Para principios del presente milenio, entre 2000 y 2002, Manjarrez venía con un marcado liderazgo en la impresión de cheques por los candados de seguridad que les ponían y mantenía una alianza con Bancrecer, la cual se cortó cuando éste se fusionó con Banorte, y con ello bye bye a la impresión de cheques.

Pero justo entonces surge el boom de las revistas, y Manjarrez Impresores se posiciona con la impresión de más de 120 títulos diferentes al mes.

Pero así como llegó se desinfló cuando el uso del internet y las redes se hicieron virales. En dos décadas ese total de impresiones se desplomó y actualmente sólo quedan dos o tres por mes.

Otra vez a otear al horizonte. Se encontró una alternativa en la impresión de etiquetas en rollo, muy demandadas por el sector hortícola, cuyo mercado fue absorbido posteriormente por los proveedores de los horticultores, que ofrecían paquetes de semillas y diversos insumos, incluyendo las etiquetas.

Otra vez a buscar nuevas alternativas y la infraestructura lograda les permitió atender las necesidades de impresión comercial, volantería, libros, folletos, y llegó un nuevo periodo de crecimiento.

Entre 2010 y 2012 se enfrenta otra debacle. Gracias al internet, el sistema fiscal mexicano implementó la facturación electrónica. Bye bye facturas impresas.

De 7 mil 200 empresas autorizadas a imprimir facturas, seis mil tuvieron que cerrar sus puertas.

En el caso de Manjarrez Impresores, que tenía una planta dedicada precisamente al tema de la forma continua, registró una contracción del 80 por ciento en la demanda de facturas impresas.

¡Otra vez a buscar nuevos nichos!

La decisión, invertir en dos nuevas unidades de negocios: una, ubicada en Guadalajara, que se dedica al tema de la impresión termoencogible. Otra, dedicada al tema de los anuncios luminosos, las lonas y otros.

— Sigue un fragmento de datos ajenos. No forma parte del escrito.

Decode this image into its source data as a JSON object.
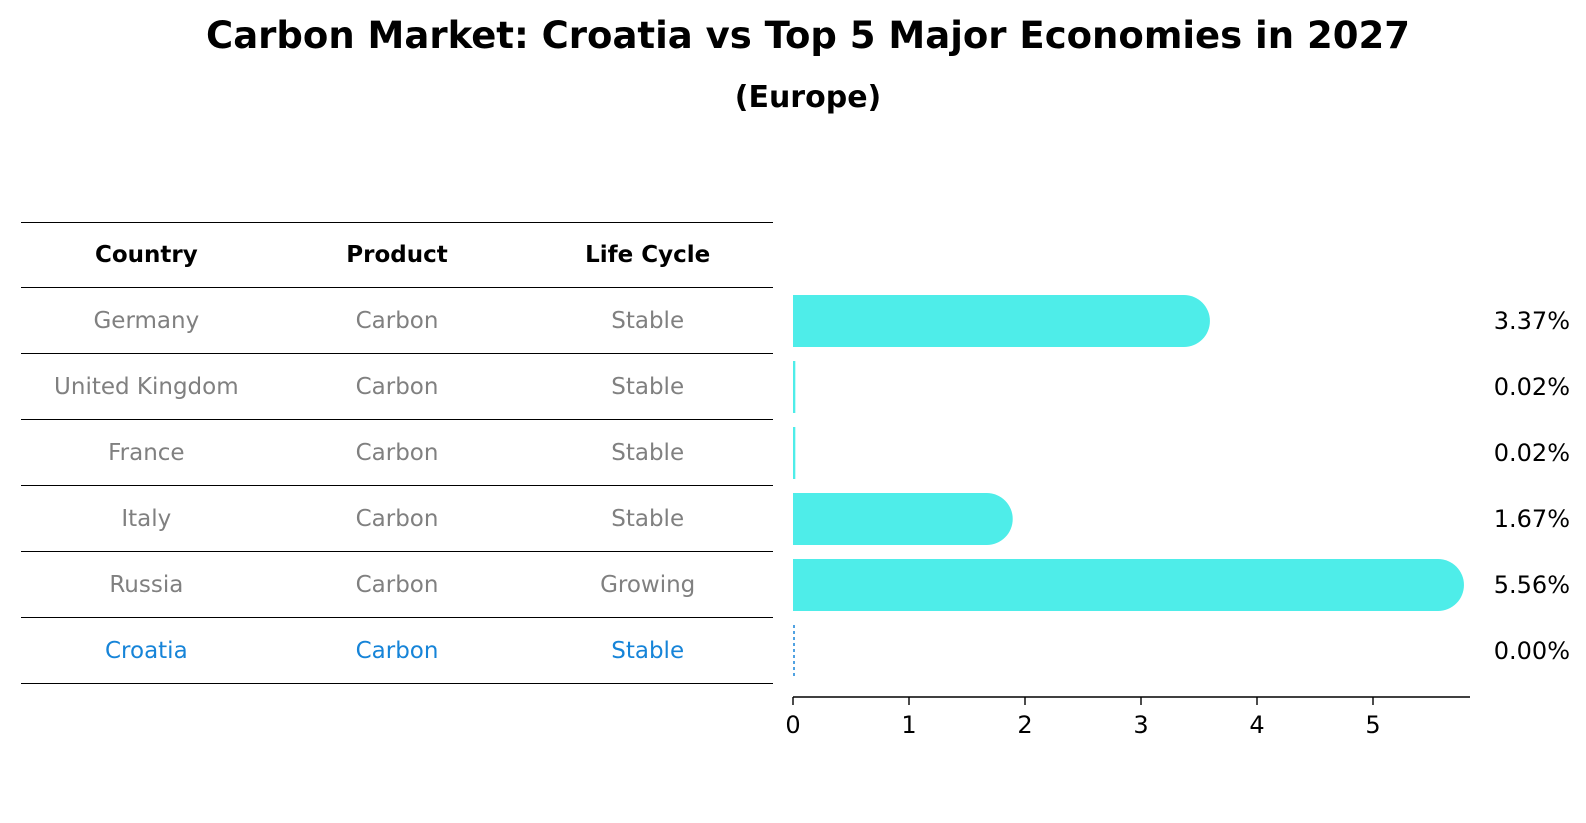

Ello llevó a Manjarrez Impresores hacia las soluciones de empaque, que son las que siguen creciendo, ya que toda empresa necesita empacar sus productos y en el empaque se imprimen marca y propiedades de los productos.

Las soluciones, en palabras de Miguel Ángel hijo, es que, parodiando al teatro, algunas son para el escenario y otras soluciones para lo que se hace tras bambalinas.
Las soluciones van desde tipo logística hasta de seguridad y de mercadotecnia para que los clientes vendan más.

Las tres empresas de la familia Manjarrez Félix permiten atender a un cliente con la entrega de empaques y etiquetas, la publicidad en puntos de venta y luego la publicidad dentro de las tiendas departamentales y supermercados o bien con la rotulación de camiones.

Una parte fundamental, dice Manjarrez Félix, es la asesoría y acompañamiento que se les brinda a la clientela, e incluso adelantándose a las problemáticas que pudieran surgir.

Para hacerlo mejor, el personal de las tres empresas es constantemente, se capacitan, participan en exposiciones, diplomados y otros eventos para estar al día.

La esencia de Manjarrez Impresores, resume Miguel Ángel hijo, es que en la industria gráfica, donde todo mundo se cree artesano, ellos le apuestan a ser los ingenieros a través de la excelencia operativa.

Ello les permite tener presencia física en Sinaloa, Sonora, las dos Baja California, Jalisco, con plantas, asesores de venta, oficinas, lo que se traduce a la vez en atención a clientes de todo México.